O Sumiço da Santa revela um Jorge Amado mais contemporâneo
O público baiano vai conhecer uma face mais contemporânea de Jorge Amado, revelando uma Salvador urbana e que se abre para transformações das tradições e hábitos. Essa é a marca de O Sumiço da Santa, romance de Jorge Amado, que tem sua primeira versão para teatro assinada pelo dramaturgo Claudio Simões e com direção de Fernando Guerreiro. A montagem estreia neste sábado, dia 15 de setembro, às 20h, e fica em cartaz de sexta a domingo, às 20h, com ingressos a preços populares, R$30 e R$15 [meia-entrada], no Teatro ACBEU (Corredor da Vitória), que reabre especialmente para a temporada do espetáculo.
A peça homenageia o centenário do autor grapiúna, encarnando no teatro os personagens da obra das mais recentes do escritor. A produção é da Janela do Mundo e da Multi Planejamento Cultural, com patrocínio da Chesf, através do FazCultura, e da Embasa, por meio da Lei Rouanet, e apoio cultural do Banco do Nordeste e Rede Bahia.
Publicado em 1988, Jorge Amado revela em O Sumiço da Santa uma Salvador da década de 70, em pleno desenvolvimento urbano, expansão da Universidade Federal da Bahia e conflitos ideológicos entre a tradição e a modernidade, mas também as tensões de uma cidade multifacetada racial e religiosamente. A trama mostra os transtornos pelos quais passa a cidade depois do sumiço de uma imagem de Santa Bárbara, vinda de Santo Amaro para uma exposição de arte sacra. A história se passa durante a ditadura militar e reúne religiosidade e política num só texto, permeado por um realismo fantástico e bastante humor, com aquele toque de crônica do cotidiano soteropolitano de Jorge.
Bahia Moderna – “As lembranças das obras de Jorge Amado são de uma Bahia rural, com cidades pequenas e uma vida quase que em aldeia. Em O Sumiço da Santa temos uma cidade grande invadindo a pequena”, explica Fernando Guerreiro, que imprime suas marcas de agilidade e humor ao espetáculo. “O que queremos com a montagem é contar um grande ‘causo’, traço característico de Jorge Amado. Mas também tratar do respeito à diversidade de culto”, acrescenta o diretor.
Para Guerreiro, o espetáculo é uma grande defesa das religiões de matriz africana, traço indissociável da trajetória de Jorge Amado e de obra. “Na história, Iansã vem para Salvador para convencer uma mulher que nega sua negritude e suas raízes”, revela o encenador. A Santa Bárbara em questão na história existe de fato, tem traços barrocos, participa dos festejos religiosos de Santo Amaro e está sendo copiada especialmente para a montagem.
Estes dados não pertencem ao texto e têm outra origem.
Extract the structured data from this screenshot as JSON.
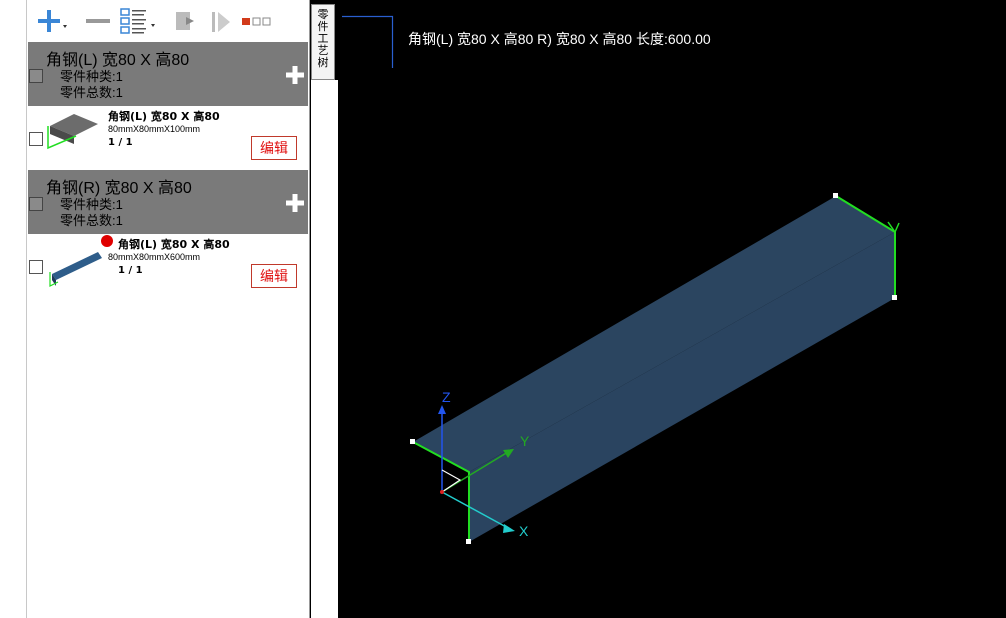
{
  "toolbar": {
    "icons": [
      "add-icon",
      "remove-icon",
      "list-view-icon",
      "export-icon",
      "run-icon",
      "layout-icon"
    ]
  },
  "groups": [
    {
      "title": "角钢(L) 宽80 X 高80",
      "kinds": "零件种类:1",
      "total": "零件总数:1",
      "item": {
        "title": "角钢(L) 宽80 X 高80",
        "dims": "80mmX80mmX100mm",
        "count": "1 / 1",
        "edit_label": "编辑"
      }
    },
    {
      "title": "角钢(R) 宽80 X 高80",
      "kinds": "零件种类:1",
      "total": "零件总数:1",
      "item": {
        "title": "角钢(L) 宽80 X 高80",
        "dims": "80mmX80mmX600mm",
        "count": "1 / 1",
        "edit_label": "编辑",
        "status_color": "#e00000"
      }
    }
  ],
  "side_tab": {
    "label": "零件工艺树"
  },
  "viewport": {
    "title": "角钢(L) 宽80 X 高80 R) 宽80 X 高80 长度:600.00",
    "axes": {
      "x": "X",
      "y": "Y",
      "z": "Z"
    },
    "colors": {
      "beam": "#2b4560",
      "edge": "#22dd22",
      "x_axis": "#22cccc",
      "y_axis": "#22aa22",
      "z_axis": "#2255ee"
    }
  }
}
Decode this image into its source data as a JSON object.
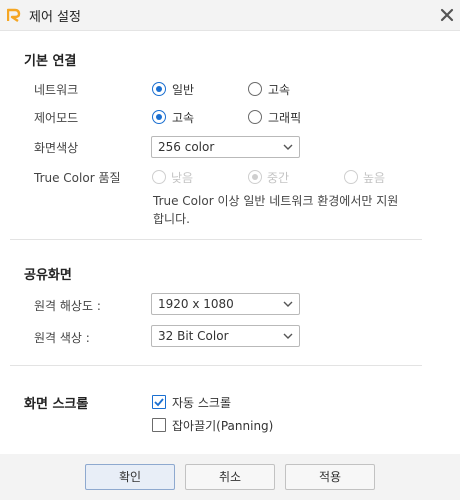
{
  "window": {
    "title": "제어 설정",
    "close_icon": "close-icon"
  },
  "basic": {
    "title": "기본 연결",
    "network": {
      "label": "네트워크",
      "options": [
        "일반",
        "고속"
      ],
      "selected": "일반"
    },
    "control_mode": {
      "label": "제어모드",
      "options": [
        "고속",
        "그래픽"
      ],
      "selected": "고속"
    },
    "screen_color": {
      "label": "화면색상",
      "value": "256 color"
    },
    "true_color_quality": {
      "label": "True  Color 품질",
      "options": [
        "낮음",
        "중간",
        "높음"
      ],
      "selected": "중간",
      "disabled": true
    },
    "note_line1": "True  Color 이상 일반 네트워크 환경에서만 지원",
    "note_line2": "합니다."
  },
  "shared": {
    "title": "공유화면",
    "remote_resolution": {
      "label": "원격 해상도 :",
      "value": "1920 x 1080"
    },
    "remote_color": {
      "label": "원격 색상 :",
      "value": "32 Bit Color"
    }
  },
  "scroll": {
    "title": "화면 스크롤",
    "auto_scroll": {
      "label": "자동 스크롤",
      "checked": true
    },
    "panning": {
      "label": "잡아끌기(Panning)",
      "checked": false
    }
  },
  "buttons": {
    "ok": "확인",
    "cancel": "취소",
    "apply": "적용"
  },
  "colors": {
    "accent": "#1a6fd1",
    "logo": "#f5a623"
  }
}
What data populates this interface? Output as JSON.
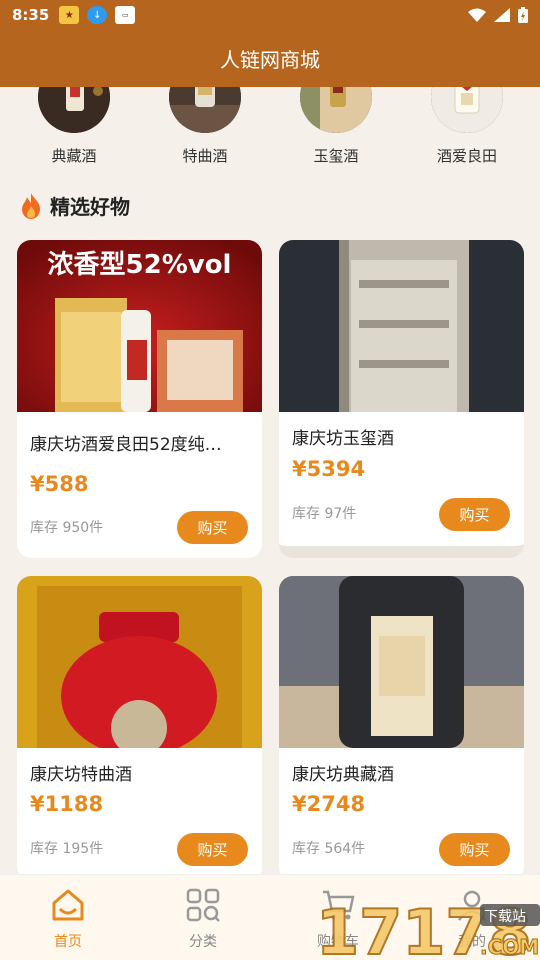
{
  "status_bar": {
    "time": "8:35"
  },
  "header": {
    "title": "人链网商城"
  },
  "categories": [
    {
      "label": "典藏酒"
    },
    {
      "label": "特曲酒"
    },
    {
      "label": "玉玺酒"
    },
    {
      "label": "酒爱良田"
    }
  ],
  "section": {
    "title": "精选好物"
  },
  "products": [
    {
      "name": "康庆坊酒爱良田52度纯…",
      "price": "¥588",
      "stock": "库存 950件",
      "buy_label": "购买",
      "banner": "浓香型52%vol"
    },
    {
      "name": "康庆坊玉玺酒",
      "price": "¥5394",
      "stock": "库存 97件",
      "buy_label": "购买"
    },
    {
      "name": "康庆坊特曲酒",
      "price": "¥1188",
      "stock": "库存 195件",
      "buy_label": "购买"
    },
    {
      "name": "康庆坊典藏酒",
      "price": "¥2748",
      "stock": "库存 564件",
      "buy_label": "购买"
    }
  ],
  "nav": [
    {
      "label": "首页",
      "icon": "home-icon",
      "active": true
    },
    {
      "label": "分类",
      "icon": "category-icon"
    },
    {
      "label": "购物车",
      "icon": "cart-icon"
    },
    {
      "label": "我的",
      "icon": "profile-icon"
    }
  ],
  "watermark": {
    "text": "17178",
    "sub": ".COM",
    "tag": "下载站"
  },
  "colors": {
    "brand": "#b5651d",
    "accent": "#e8891e"
  }
}
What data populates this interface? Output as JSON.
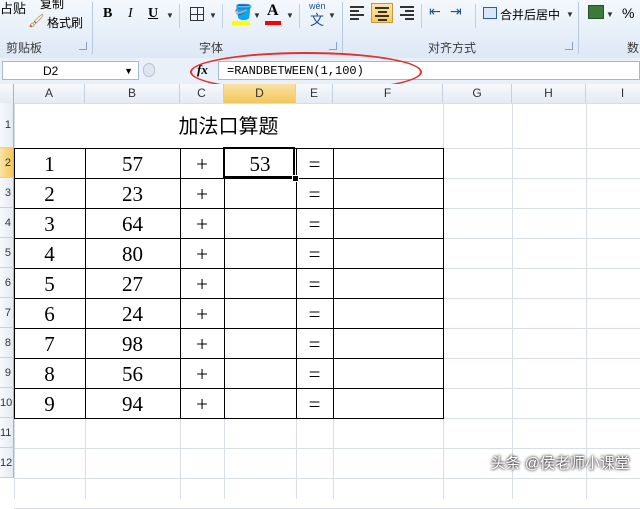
{
  "ribbon": {
    "clipboard": {
      "paste_label": "占贴",
      "copy_label": "复制",
      "format_painter_label": "格式刷",
      "group_label": "剪贴板"
    },
    "font": {
      "bold": "B",
      "italic": "I",
      "underline": "U",
      "fill_color": "#ffff00",
      "font_color": "#ff0000",
      "phonetic": "wén",
      "group_label": "字体"
    },
    "alignment": {
      "merge_label": "合并后居中",
      "group_label": "对齐方式"
    },
    "number": {
      "percent": "%",
      "group_label": "数"
    }
  },
  "formula_bar": {
    "name_box": "D2",
    "fx_label": "fx",
    "formula": "=RANDBETWEEN(1,100)",
    "highlight_color": "#e03030"
  },
  "columns": [
    "A",
    "B",
    "C",
    "D",
    "E",
    "F",
    "G",
    "H",
    "I"
  ],
  "rows": [
    "1",
    "2",
    "3",
    "4",
    "5",
    "6",
    "7",
    "8",
    "9",
    "10",
    "11",
    "12"
  ],
  "sheet": {
    "title": "加法口算题",
    "plus": "+",
    "equals": "=",
    "rows": [
      {
        "n": "1",
        "a": "57",
        "d": "53"
      },
      {
        "n": "2",
        "a": "23",
        "d": ""
      },
      {
        "n": "3",
        "a": "64",
        "d": ""
      },
      {
        "n": "4",
        "a": "80",
        "d": ""
      },
      {
        "n": "5",
        "a": "27",
        "d": ""
      },
      {
        "n": "6",
        "a": "24",
        "d": ""
      },
      {
        "n": "7",
        "a": "98",
        "d": ""
      },
      {
        "n": "8",
        "a": "56",
        "d": ""
      },
      {
        "n": "9",
        "a": "94",
        "d": ""
      }
    ]
  },
  "watermark": "头条 @侯老师小课堂"
}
Personagens reais e fictícios convivem na trama que foi costurada pelo dramaturgo Claudio Simões. Em cena, transitam nomes como Dona Canô, a atriz Nilda Spencer e os diretores Jesus Chediac e Hebe Alves, presentes no universo da efervescente Escola de Teatro, nos anos 1970, local que uma das protagonistas da história frequenta. “A Escola de Teatro é citada no texto original para trazer essa Bahia urbana, em crescimento. Isso convive com citações de nomes como Caetano, Bethânia, que tinham uma expressividade forte nessa época. No texto, também buscamos características de pessoas públicas como Mãe Menininha e a própria Zélia Gattai para compor a personagem Mãe Zélia, que é uma ialorixá soberana”, pontua o dramaturgo.
Simões mantem as características de sua dramaturgia em O Sumiço da Santa, como a agilidade nos diálogos, a ironia e o toque do humor. Nessa montagem, renova a parceria de sucesso com Fernando Guerreiro, que rendeu espetáculos como Abismo de Rosas, Volpone, O Indignadoe Vixe Maria, Deus e o Diabo na Bahia. A peça contou também com a contribuição de Gil Vicente Tavares na primeira fase da adaptação da obra.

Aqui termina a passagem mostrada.